Bareiss (full name: Bareiss Prüfgerätebau GmbH) is a German materials testing company founded in 1954 by Heinrich Bareiss. The company specialises in material testing equipment and is headquartered in Oberdischingen, Germany.

Testing Instruments
Bareiss manufactures durometers, automatic hardness testers, temperature-controlled hardness testers, density testers, ball rebound testers, rheology equipment such as rubber process analyzers, and an automated optical inspections system. Most of the product components are manufactured in-house.

Bareiss is also the first DKD calibration laboratory (today: DAkkS laboratory) in Europe, according to DIN EN ISO 17025 for the calibrations of the measurement category of hardness, according to Shore DIN ISO 48-4 and DIN ISO 48-2.

History
Bareiss was founded in 1954 by Heinrich Bareiss to produce mechanical hardness testers. In 1961, their first product, BS-61, was released. Brigitte Wirth and Peter Strobel took over the company 1993. A couple of years later, in 1996, Strobel initiated the accreditation of Bareiss to be an official DKD calibration laboratory. Katrin Shen and Oliver Wirth currently lead the company.

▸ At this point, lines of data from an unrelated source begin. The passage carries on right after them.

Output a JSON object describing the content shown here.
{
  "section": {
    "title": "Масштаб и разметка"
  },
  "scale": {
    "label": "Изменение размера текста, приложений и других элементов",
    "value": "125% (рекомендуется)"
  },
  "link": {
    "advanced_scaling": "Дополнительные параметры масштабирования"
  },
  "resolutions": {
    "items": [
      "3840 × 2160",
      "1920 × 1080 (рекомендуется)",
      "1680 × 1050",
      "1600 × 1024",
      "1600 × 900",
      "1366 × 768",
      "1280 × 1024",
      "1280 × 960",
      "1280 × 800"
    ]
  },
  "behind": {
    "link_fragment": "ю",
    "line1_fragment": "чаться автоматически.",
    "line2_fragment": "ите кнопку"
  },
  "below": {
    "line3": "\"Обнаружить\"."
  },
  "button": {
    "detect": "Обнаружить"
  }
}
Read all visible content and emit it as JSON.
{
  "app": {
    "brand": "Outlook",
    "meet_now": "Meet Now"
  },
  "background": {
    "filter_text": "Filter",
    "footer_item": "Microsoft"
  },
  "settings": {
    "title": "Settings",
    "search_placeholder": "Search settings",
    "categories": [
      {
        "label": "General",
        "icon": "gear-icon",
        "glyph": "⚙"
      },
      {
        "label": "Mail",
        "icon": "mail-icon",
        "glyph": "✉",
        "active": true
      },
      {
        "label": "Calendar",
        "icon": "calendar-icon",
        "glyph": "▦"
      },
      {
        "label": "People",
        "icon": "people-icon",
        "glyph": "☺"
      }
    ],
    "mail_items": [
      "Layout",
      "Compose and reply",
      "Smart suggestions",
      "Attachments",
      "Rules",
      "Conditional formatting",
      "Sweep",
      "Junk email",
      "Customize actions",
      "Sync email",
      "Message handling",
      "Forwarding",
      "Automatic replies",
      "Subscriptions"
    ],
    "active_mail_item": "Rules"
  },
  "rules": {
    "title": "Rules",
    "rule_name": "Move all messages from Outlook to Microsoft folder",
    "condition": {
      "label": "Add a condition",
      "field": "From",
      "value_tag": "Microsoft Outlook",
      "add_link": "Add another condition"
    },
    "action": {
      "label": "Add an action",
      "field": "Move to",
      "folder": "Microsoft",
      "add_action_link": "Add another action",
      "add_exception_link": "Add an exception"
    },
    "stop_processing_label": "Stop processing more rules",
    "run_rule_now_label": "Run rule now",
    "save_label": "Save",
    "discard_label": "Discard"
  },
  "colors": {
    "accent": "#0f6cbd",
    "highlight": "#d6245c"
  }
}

Bareiss has a branch in Shanghai, China, which opened in 2012. In 2018, Bareiss USA was founded. Bareiss opened a third branch in Taiwan in 2020. In 2021, Bareiss North America was founded in Toronto, Canada to manage North American operations. Bareiss also opened branches in Taiwan and in Toronto, Canada in the 2020s.

Bareiss was certified by the German Accreditation Body (former German National Test Authority) to calibrate material testing machines and issue the corresponding DAkkS calibration certificates.